Use spot when checkpointing makes the job resilient to interruption — it is the cheapest, but recovery means downtime. Use on-demand while usage is unpredictable or the job cannot tolerate interruption. Once usage is predictable, "reserved" is really two products: a committed discount that lowers the bill, or a capacity reservation that holds GPUs for you.
The decision in three questions
The four options
- Spot — discounted capacity the provider can reclaim at any time. Best when checkpointing makes the workload resilient to losing the VM: restartable training, sweeps, batch inference, experiments. Not suitable for hard deadlines or realtime latency requirements — recovery means downtime while a replacement VM starts.
- On-demand — full-price capacity with no commitment. Best for first runs, jobs without checkpointing, and latency-sensitive work while usage is still unpredictable. It does not guarantee capacity: a region can still be out of the GPU you want.

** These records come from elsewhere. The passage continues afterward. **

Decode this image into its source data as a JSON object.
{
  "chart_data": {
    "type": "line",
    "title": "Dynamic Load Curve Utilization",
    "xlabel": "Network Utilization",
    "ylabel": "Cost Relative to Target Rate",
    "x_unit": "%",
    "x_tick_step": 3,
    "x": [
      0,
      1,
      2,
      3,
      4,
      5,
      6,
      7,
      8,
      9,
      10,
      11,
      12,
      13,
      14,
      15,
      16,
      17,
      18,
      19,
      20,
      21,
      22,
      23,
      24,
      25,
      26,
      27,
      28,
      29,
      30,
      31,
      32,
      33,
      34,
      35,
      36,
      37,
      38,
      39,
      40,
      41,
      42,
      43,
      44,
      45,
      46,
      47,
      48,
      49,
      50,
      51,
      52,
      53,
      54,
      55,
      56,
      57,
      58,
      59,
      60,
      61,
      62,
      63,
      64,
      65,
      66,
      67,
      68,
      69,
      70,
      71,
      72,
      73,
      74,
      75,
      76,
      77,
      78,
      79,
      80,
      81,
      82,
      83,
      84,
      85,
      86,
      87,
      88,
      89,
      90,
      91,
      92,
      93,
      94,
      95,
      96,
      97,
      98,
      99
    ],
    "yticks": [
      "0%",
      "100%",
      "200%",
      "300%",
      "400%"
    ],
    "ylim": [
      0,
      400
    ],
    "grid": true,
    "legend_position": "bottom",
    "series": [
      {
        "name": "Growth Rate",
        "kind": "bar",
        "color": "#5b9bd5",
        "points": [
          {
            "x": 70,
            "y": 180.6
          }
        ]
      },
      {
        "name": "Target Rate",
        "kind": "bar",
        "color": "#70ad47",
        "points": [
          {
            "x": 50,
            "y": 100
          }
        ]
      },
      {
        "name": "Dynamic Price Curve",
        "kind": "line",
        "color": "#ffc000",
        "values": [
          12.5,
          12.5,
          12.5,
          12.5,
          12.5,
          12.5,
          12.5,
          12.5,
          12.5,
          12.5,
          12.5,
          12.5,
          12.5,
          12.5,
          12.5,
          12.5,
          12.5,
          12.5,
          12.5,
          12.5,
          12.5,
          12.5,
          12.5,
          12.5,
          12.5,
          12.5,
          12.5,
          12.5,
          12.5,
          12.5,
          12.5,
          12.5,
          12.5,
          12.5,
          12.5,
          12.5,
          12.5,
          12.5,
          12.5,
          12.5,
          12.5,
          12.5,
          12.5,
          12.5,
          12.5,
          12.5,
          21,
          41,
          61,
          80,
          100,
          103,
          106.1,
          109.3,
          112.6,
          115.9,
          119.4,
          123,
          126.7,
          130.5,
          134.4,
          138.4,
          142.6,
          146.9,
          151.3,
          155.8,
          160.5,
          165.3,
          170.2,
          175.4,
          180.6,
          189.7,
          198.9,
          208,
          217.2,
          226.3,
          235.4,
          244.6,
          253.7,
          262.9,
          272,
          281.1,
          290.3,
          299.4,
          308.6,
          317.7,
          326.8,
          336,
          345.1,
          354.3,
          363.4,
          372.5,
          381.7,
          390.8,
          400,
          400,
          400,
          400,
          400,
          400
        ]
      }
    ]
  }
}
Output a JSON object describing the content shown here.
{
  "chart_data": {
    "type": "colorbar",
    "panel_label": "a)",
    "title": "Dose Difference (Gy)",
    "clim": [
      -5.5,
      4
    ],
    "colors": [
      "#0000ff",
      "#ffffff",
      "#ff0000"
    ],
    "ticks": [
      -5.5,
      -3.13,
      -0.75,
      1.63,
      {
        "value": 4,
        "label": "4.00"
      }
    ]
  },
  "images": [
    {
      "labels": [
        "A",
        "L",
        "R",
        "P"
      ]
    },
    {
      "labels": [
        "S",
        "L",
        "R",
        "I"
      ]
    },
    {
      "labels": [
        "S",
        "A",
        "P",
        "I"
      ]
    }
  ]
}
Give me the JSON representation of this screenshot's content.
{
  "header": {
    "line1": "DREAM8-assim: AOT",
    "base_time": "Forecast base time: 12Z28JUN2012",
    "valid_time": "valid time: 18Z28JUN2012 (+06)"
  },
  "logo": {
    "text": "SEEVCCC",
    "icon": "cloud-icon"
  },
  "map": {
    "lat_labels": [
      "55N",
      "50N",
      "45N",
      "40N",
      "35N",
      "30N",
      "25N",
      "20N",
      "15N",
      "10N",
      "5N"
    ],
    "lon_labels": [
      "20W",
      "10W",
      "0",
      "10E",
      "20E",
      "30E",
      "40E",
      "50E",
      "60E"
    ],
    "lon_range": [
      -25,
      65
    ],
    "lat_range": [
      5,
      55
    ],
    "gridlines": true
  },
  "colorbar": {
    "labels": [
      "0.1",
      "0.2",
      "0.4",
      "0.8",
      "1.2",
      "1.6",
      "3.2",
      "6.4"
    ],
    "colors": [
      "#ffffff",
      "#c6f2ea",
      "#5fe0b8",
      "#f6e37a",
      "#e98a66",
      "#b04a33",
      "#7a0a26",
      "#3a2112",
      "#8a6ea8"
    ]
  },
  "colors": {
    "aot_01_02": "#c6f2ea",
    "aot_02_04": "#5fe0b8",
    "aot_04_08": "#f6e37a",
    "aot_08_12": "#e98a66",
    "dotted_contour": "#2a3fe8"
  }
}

- Committed discount — AWS Reserved Instances, Google Cloud committed use discounts, Azure Reserved VM Instances. A billing agreement: commit to sustained usage and matching consumption costs less. It holds no GPUs for you — a discounted launch can still fail on capacity.
- Capacity reservation — AWS On-Demand Capacity Reservations, Google Cloud reservations, Azure capacity reservations. An inventory hold: the provider keeps specific capacity (zone, VM type) for you, billed whether you use it or not. It does not lower the price by itself; combine it with a discount for that. AWS zonal Reserved Instances are the exception that does both at once.
A practical rollout
- Start with on-demand until the container, data path, and GPU fit are known.
- Move restartable jobs to spot after checkpoint and resume have been tested.
- Measure real GPU-hour usage for a few weeks before buying a commitment.
- Separate discount commitments from capacity reservations in your cost model.
- Re-check quota, live capacity, and provider terms before assuming a reservation applies to a new region or GPU type.
Where anycloud fits
anycloud can run the same submitted workload on spot or on-demand targets depending on the job configuration. It can also choose among valid unpinned targets when credentials and region are left open.
For reserved or capacity-specific setups, be more explicit. Pin the provider, credential, region, or VM type when the reservation only applies there; otherwise anycloud may pick another valid target that does not use the commitment.